Ecotourists in an icy land

Photo credit: © Colin Monteath/hedgehoghouse.com

These tourists, snapping Gentoo Penguins, in Paradise Bay, Antarctica are leading a new ecotourism invasion to the world's biggest continent - and creating controversy in the process.

Not long ago, Antarctica was home only to explorers and scientific surveys. Today, around 120 cruises visit the Antarctic each year, carrying some 9,000 tourists - a tiny number compared with the daily tally in a sizeable national park, but one that is set to grow.

The tourist season runs from early November to early March - approximately 18 weeks in which the seasonal ice pack retreats, and snow disappears from some of the coasts. The continent basks in a brief cool summer; with temperatures close to freezing.

Tourists are attracted by the splendid alpine scenery, the glaciers, icebergs and floes and especially the wildlife - the penguins in their breeding colonies, the albatrosses and swarms of lesser petrels, the skuas, gulls and terns, the seals and whales.

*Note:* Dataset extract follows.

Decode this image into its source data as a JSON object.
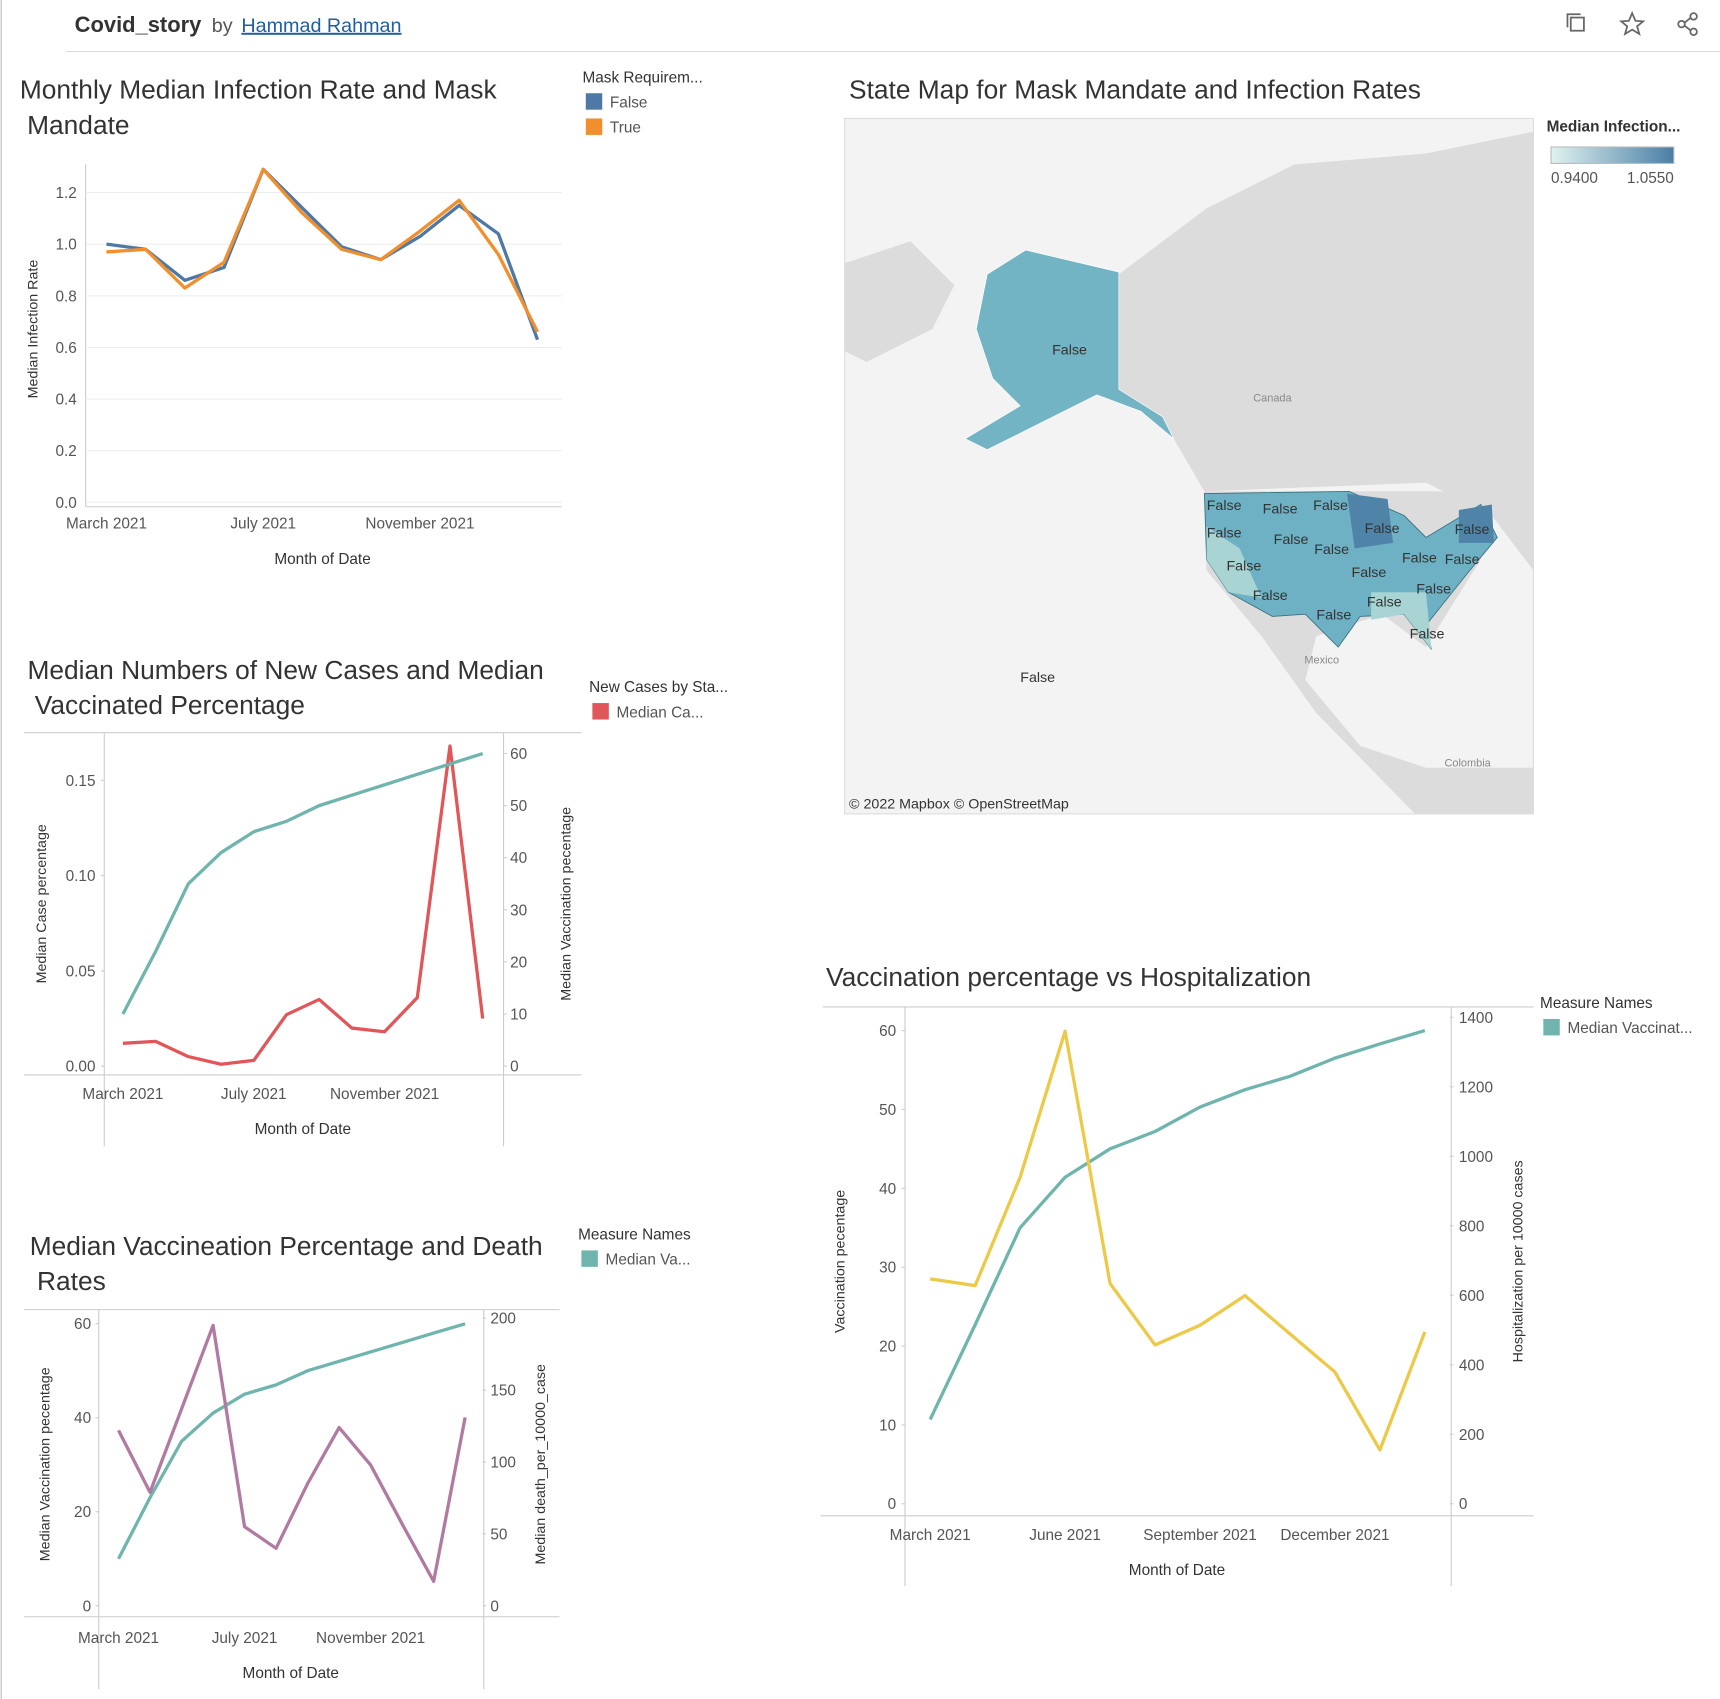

Some conservationists believe that this pristine environment should be free from tourism and only open to scientific research. They fear that tourists are already trampling vegetation, disturbing wildlife and spreading litter, and will continue to do so on an increasing scale. They believe penguins may be forced off their eggs by the proximity of humans

Others say there is little evidence to suggest that tourism is having an adverse effect on the region and its wildlife. But should numbers increase threefold or more, parts of the Antarctic environment may be at risk and more realistic forms of environmental management will need to be found.